Less is More: Novel Approaches to MySQL Compression for Modern Data Sets
In the age of social networking, mobile apps, and the unstoppable panopticon of government surveillance, the SQL verbs "DELETE" and "TRUNCATE" often feel like forbidden four-letter words. Between our phones and tablets, computers and cars, and countless other "smart" devices, exabytes of content and clickstreams are generated every day. These data points are collected and correlated to drive behaviors, derive conclusions, all the while producing the next set of observations to feed back into the machine. Dystopian cyberpunk visions aside, what's a MySQL DBA surrounded by petabytes to do? At a very high level, typically the technical answer is some combination of scale up, scale out, and/or shard - just add MOAR DATABASE!! Yet each of these axes of expansion has its own associated costs and limitations, and with each step in any dimension, the probability of encountering multimillion-dollar resource waste, particularly for cloud-based services, rapidly approaches 1. Compression provides a way to introduce significant friction into the death slide of inefficiency. This talk will start off with a brief overview of traditional methods of compressing MySQL data: - The built-in compress/decompress functions. - InnoDB compression prior to 5.7. - Compression/decompression at the application layer. From there we look at new developments in MySQL compression technology: - InnoDB compression changes in 5.7. - Compression-enabled storage engines, such as TokuDB and RocksDB. - Natively-compressed column types. Along the way, we'll also provide some real-world examples of how different MySQL compression technologies help Pinterest more efficiently store trillions of rows: the what and the why around the choices we've made and the good, bad, and sometimes surprising results we've encountered, with benchmarks and performance data aplenty.

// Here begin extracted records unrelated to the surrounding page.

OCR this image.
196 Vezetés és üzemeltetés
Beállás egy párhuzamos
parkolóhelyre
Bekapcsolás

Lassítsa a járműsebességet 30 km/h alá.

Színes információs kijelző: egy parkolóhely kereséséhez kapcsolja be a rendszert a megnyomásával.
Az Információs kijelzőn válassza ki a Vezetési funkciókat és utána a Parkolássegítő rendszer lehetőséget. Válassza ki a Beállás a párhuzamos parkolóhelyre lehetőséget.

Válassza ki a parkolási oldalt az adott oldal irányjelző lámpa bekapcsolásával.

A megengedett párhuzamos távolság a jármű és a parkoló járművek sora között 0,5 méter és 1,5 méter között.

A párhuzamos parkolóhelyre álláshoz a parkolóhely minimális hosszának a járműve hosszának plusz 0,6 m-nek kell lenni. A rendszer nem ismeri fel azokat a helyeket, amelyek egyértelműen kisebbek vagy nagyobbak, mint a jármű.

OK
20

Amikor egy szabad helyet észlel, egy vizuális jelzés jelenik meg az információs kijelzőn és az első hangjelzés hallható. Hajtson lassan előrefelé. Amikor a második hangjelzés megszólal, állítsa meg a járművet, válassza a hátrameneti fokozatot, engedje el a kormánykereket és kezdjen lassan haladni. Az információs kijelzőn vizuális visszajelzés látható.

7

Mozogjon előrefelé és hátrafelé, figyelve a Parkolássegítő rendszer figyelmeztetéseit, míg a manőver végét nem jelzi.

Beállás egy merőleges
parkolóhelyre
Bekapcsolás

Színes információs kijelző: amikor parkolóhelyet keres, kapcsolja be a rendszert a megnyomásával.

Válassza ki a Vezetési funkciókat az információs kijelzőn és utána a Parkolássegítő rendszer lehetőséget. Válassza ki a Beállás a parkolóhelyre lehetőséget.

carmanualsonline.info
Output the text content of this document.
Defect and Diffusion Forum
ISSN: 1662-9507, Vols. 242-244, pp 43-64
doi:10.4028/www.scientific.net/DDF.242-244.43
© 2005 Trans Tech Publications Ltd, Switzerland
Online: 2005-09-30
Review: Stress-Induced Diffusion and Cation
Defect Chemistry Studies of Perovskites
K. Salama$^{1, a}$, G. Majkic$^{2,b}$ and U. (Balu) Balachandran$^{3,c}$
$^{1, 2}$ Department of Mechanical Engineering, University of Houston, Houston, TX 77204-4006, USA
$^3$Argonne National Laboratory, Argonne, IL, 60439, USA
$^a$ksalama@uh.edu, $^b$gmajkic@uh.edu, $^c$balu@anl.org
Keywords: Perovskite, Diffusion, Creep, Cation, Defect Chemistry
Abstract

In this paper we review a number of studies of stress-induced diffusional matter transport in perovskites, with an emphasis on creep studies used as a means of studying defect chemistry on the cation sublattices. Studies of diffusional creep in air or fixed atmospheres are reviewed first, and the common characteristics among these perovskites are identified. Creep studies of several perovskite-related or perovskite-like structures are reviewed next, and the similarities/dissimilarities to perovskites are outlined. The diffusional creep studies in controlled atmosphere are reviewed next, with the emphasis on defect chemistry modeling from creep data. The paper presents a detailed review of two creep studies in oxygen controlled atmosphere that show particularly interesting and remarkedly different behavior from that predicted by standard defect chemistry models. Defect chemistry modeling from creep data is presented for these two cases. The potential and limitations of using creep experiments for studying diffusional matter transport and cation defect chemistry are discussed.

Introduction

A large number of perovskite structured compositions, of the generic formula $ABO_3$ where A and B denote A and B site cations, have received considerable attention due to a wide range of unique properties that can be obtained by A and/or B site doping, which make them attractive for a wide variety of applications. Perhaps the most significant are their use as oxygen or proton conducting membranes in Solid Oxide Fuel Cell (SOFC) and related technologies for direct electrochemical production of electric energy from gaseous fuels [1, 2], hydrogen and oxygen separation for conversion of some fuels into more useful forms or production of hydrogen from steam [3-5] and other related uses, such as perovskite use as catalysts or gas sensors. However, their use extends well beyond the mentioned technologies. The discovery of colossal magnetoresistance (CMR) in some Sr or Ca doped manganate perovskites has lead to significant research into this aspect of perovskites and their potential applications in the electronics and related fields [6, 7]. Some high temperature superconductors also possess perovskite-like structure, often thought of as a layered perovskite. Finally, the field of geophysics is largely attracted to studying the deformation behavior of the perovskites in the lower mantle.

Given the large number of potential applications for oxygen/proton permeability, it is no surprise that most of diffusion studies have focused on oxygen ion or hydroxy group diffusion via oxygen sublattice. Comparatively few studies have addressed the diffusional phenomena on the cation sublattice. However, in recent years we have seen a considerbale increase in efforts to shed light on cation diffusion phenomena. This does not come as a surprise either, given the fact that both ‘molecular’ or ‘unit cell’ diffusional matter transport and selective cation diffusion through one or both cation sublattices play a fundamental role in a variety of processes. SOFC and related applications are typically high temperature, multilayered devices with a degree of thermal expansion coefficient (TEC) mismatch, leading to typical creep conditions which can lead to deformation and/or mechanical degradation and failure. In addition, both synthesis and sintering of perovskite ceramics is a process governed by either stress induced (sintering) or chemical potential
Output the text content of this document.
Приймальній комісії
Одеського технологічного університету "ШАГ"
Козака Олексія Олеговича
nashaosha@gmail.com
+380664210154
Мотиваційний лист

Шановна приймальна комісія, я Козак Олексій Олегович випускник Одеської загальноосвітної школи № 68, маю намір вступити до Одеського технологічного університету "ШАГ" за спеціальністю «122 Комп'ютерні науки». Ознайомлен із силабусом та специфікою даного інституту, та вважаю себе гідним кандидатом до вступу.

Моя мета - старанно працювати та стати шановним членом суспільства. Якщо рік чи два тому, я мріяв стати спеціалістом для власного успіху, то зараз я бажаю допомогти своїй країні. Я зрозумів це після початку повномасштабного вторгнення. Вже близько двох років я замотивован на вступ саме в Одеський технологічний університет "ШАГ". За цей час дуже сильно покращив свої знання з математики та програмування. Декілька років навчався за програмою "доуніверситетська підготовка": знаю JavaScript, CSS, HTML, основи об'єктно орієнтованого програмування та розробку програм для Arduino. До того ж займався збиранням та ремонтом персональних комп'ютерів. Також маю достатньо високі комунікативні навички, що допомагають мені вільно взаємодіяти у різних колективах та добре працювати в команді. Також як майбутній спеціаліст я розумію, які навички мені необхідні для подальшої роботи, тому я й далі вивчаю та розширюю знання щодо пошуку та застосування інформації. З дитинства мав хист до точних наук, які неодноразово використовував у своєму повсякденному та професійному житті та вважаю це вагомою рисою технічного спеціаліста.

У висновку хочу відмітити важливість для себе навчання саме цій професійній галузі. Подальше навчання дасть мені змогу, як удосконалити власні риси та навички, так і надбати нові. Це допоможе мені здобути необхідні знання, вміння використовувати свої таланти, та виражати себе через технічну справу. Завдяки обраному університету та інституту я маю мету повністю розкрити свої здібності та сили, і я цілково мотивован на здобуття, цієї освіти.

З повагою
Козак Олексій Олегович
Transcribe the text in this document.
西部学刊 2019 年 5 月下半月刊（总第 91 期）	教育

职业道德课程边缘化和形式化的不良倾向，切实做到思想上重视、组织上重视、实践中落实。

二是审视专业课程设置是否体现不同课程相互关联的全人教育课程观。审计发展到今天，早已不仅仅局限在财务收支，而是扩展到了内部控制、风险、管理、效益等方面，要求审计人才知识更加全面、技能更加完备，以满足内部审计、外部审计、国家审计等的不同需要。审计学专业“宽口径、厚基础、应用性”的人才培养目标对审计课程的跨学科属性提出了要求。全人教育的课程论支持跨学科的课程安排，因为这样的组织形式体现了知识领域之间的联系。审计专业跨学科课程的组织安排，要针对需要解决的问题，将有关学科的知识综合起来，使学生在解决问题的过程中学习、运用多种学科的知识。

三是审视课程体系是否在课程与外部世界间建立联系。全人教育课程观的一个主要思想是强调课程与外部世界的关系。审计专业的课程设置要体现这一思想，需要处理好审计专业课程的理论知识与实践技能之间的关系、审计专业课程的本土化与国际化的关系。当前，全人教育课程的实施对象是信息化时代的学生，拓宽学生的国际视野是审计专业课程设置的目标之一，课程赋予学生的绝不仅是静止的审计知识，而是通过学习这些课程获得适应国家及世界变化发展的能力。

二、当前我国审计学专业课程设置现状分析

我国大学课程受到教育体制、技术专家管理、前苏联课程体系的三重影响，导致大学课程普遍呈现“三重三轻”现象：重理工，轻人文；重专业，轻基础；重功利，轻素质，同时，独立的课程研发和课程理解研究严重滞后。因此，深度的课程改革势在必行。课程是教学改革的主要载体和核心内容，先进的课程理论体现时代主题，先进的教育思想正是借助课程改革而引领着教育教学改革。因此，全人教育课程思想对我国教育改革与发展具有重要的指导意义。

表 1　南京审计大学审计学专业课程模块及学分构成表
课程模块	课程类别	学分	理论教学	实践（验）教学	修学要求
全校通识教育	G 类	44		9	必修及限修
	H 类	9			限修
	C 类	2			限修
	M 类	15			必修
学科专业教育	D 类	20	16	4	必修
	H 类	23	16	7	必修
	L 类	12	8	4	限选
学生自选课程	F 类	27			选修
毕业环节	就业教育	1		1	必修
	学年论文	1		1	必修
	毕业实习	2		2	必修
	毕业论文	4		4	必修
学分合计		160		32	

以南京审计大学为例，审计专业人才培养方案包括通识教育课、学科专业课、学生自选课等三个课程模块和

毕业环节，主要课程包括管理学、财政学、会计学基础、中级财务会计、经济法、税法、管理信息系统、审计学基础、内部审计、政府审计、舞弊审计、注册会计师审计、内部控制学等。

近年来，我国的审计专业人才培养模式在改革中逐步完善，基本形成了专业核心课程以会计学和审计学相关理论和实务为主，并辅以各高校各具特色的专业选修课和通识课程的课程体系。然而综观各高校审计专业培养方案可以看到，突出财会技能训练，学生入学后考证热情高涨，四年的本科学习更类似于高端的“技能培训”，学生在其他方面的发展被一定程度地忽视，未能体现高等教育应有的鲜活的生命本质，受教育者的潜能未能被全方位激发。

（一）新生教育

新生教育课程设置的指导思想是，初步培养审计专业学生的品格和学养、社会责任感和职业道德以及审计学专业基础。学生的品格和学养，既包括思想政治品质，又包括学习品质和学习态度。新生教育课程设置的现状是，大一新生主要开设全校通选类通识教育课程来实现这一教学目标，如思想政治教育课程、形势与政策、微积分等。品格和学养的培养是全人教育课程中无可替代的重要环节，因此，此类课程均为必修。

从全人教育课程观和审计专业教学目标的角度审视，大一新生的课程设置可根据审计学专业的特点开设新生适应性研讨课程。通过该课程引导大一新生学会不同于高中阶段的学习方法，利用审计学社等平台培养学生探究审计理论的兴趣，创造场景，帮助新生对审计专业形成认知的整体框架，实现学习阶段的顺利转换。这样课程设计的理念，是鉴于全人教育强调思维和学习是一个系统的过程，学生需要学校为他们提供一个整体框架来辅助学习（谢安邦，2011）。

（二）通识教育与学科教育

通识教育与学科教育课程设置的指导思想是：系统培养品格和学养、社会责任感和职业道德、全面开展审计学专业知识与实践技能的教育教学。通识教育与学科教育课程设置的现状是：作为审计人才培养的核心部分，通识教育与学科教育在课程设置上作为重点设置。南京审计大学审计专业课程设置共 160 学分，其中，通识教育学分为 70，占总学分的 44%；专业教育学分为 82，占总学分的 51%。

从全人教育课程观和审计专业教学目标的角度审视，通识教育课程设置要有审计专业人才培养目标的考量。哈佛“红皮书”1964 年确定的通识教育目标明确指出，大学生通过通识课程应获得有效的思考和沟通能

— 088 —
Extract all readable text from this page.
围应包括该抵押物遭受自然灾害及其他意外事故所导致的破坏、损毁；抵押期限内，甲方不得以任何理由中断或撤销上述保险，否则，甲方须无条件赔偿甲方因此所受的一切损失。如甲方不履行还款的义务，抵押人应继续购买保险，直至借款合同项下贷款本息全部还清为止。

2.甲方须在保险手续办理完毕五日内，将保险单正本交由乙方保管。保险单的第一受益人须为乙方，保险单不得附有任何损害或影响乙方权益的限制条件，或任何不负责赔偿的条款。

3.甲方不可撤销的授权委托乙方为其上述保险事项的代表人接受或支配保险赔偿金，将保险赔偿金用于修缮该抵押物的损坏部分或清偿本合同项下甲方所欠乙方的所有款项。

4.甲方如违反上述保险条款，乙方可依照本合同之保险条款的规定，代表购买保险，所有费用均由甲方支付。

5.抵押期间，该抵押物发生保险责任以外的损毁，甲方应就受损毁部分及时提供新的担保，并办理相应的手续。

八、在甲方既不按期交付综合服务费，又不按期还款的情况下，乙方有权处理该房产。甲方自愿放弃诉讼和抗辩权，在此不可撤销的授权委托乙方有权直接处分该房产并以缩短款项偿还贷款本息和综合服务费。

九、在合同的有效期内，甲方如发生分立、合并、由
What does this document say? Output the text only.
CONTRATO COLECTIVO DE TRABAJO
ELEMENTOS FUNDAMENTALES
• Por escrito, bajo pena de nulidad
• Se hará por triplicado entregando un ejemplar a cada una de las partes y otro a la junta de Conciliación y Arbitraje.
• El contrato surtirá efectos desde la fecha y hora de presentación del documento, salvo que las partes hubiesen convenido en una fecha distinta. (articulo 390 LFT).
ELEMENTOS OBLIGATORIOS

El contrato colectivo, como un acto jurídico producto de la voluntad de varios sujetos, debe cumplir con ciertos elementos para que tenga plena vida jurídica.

Database Engineer and Bit Wrangler, Pinterest
Ernie is a database engineer on the SRE team at Pinterest, where his current focus is on improving the performance and operational efficiency of a petabyte-scale hybrid deployment of MySQL, HBase, and Redis. Ernie has worked in almost every aspect of information technology, from network engineering and software development to systems administration and information security. Ernie's current areas of interest include artificial intelligence, data analytics, and neuroscience. He holds a BS in mathematics and a BA in political science from Arizona State University.